このように、一見正しそうな処理をしているところこそが問題である、という指摘です。 事実、今回検証するため、私は自分のコード ー つまり range(-50,50) として毎回 x*10 するもの ー の方がコード量が短いと思っていました。
しかし、実際には少々トリッキーに見えるコードの方が文字数が多く、 素直に記述した方が文字数が少なくなる、という状況でした。
素直に書いた方が code golf という視点では効果があった、ということです。 まさに蛇足。策士策に溺れる、といったところでしょうか。

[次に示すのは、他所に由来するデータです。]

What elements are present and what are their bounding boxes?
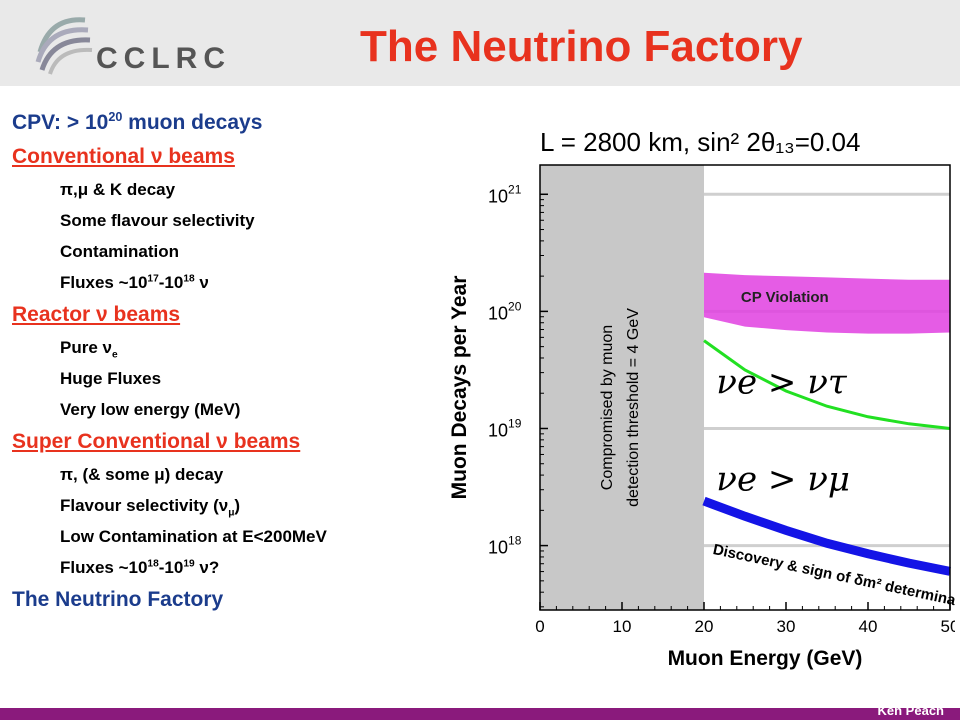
y-tick-base: 10: [488, 538, 508, 558]
bullet-item: Super Conventional ν beams: [12, 430, 301, 453]
bullet-item: Some flavour selectivity: [60, 211, 255, 230]
bullet-text: ν: [194, 273, 209, 292]
bullet-text: Flavour selectivity (ν: [60, 496, 229, 515]
logo-swirl-icon: [35, 17, 93, 75]
bullet-text: -10: [158, 273, 184, 292]
bullet-item: Huge Fluxes: [60, 369, 162, 388]
x-tick-label: 40: [859, 617, 878, 636]
logo-text: CCLRC: [96, 42, 231, 75]
bullet-text: Pure ν: [60, 338, 112, 357]
bullet-item: Fluxes ~1017-1018 ν: [12, 267, 442, 298]
series-note: Discovery & sign of δm² determination: [711, 541, 955, 615]
bullet-item: Low Contamination at E<200MeV: [60, 527, 327, 546]
bullet-script: 18: [183, 273, 195, 285]
bullet-item: Contamination: [60, 242, 179, 261]
bullet-item: The Neutrino Factory: [12, 588, 224, 611]
bullet-text: muon decays: [122, 111, 263, 134]
bullet-script: e: [111, 349, 118, 361]
x-tick-label: 20: [695, 617, 714, 636]
y-tick-label: 1019: [488, 416, 522, 440]
bullet-text: Fluxes ~10: [60, 558, 148, 577]
y-tick-label: 1020: [488, 299, 522, 323]
shaded-region: [540, 165, 704, 610]
x-tick-label: 30: [777, 617, 796, 636]
y-tick-label: 1018: [488, 534, 522, 558]
bullet-item: Pure νe: [12, 332, 442, 363]
author-name: Ken Peach: [877, 703, 944, 718]
shaded-label: detection threshold = 4 GeV: [625, 308, 642, 507]
y-tick-exp: 20: [508, 299, 522, 313]
bullet-item: Conventional ν beams: [12, 145, 235, 168]
x-tick-label: 50: [941, 617, 955, 636]
y-axis-label: Muon Decays per Year: [448, 276, 471, 500]
x-axis-label: Muon Energy (GeV): [668, 647, 863, 670]
y-tick-label: 1021: [488, 182, 522, 206]
series-label: νe > ντ: [716, 362, 848, 402]
bullet-script: 19: [183, 558, 195, 570]
bullet-item: Very low energy (MeV): [60, 400, 241, 419]
bullet-item: π,μ & K decay: [60, 180, 176, 199]
bullet-text: ): [234, 496, 241, 515]
cclrc-logo: [30, 12, 240, 78]
bullet-script: 20: [108, 110, 123, 124]
bullet-item: Reactor ν beams: [12, 303, 181, 326]
y-tick-exp: 19: [508, 416, 522, 430]
bullet-script: 18: [147, 558, 159, 570]
y-tick-base: 10: [488, 420, 508, 440]
header-band: [0, 0, 960, 86]
x-tick-label: 10: [613, 617, 632, 636]
footer-band: [0, 708, 960, 720]
series-label: νe > νμ: [716, 460, 850, 500]
bullet-item: Fluxes ~1018-1019 ν?: [12, 552, 442, 583]
bullet-text: CPV: > 10: [12, 111, 109, 134]
cp-violation-band: [704, 272, 950, 334]
shaded-label: Compromised by muon: [599, 325, 616, 490]
bullet-text: ν?: [194, 558, 220, 577]
slide-title: The Neutrino Factory: [360, 22, 803, 71]
bullet-text: Fluxes ~10: [60, 273, 148, 292]
bullet-script: μ: [228, 507, 235, 519]
bullet-item: Flavour selectivity (νμ): [12, 490, 442, 521]
bullet-item: CPV: > 1020 muon decays: [12, 106, 442, 140]
band-label: CP Violation: [741, 289, 829, 306]
chart-title: L = 2800 km, sin² 2θ₁₃=0.04: [540, 127, 860, 157]
y-tick-exp: 21: [508, 182, 522, 196]
y-tick-base: 10: [488, 186, 508, 206]
bullet-text: -10: [158, 558, 184, 577]
y-tick-base: 10: [488, 303, 508, 323]
muon-decay-chart: CP Violation νe > ντ νe > νμ Discovery & si…: [448, 127, 955, 670]
x-tick-label: 0: [535, 617, 544, 636]
plot-frame: [539, 164, 951, 611]
y-tick-exp: 18: [508, 534, 522, 548]
bullet-item: π, (& some μ) decay: [60, 465, 224, 484]
bullet-list: CPV: > 1020 muon decays Conventional ν be…: [12, 106, 442, 617]
bullet-script: 17: [147, 273, 159, 285]
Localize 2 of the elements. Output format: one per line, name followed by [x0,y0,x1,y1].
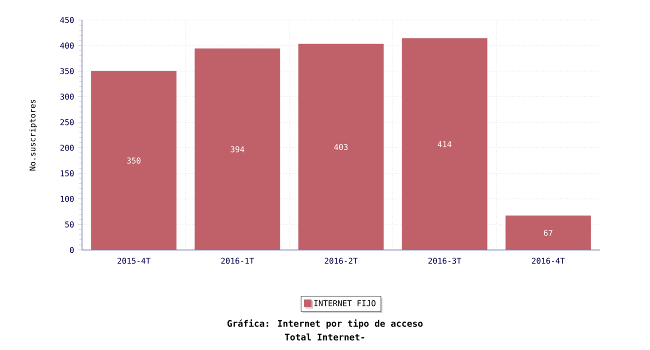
text: Total Internet- [284,334,364,340]
text: Gráfica: Internet por tipo de acceso [227,319,423,329]
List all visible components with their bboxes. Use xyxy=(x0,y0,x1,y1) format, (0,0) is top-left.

code golfing に関わらず、同様の事例は最適化という視点でも発生しています。 人力による最適化を施したコードを書くと、かえって遅くなるという減少です。 一方、素直に書くとコンパイラの最適化処理が適用され、 結果として実行速度が上がるといった例です。
※ 安物のコンパイラしか与えられず、 「これでなんとかしろ」という状況では、 コンパイラの最適化処理だけでは要求水準を満たさないため人力で工夫した方が早くなる、 といった例もあるのでやっかいです。 もちろん、コンパイラの最適化処理も近年ではなかなか優秀なので、 本気で取り組まないと勝つことは難しいですが。
今から 30 年ほど前、仲間内で話題になっていた話でもあり、 私自身もよく理解していたつもりでした。
まさか code golf においても体験するとは…。 この事例が皆さんの他山の石となれば幸いです。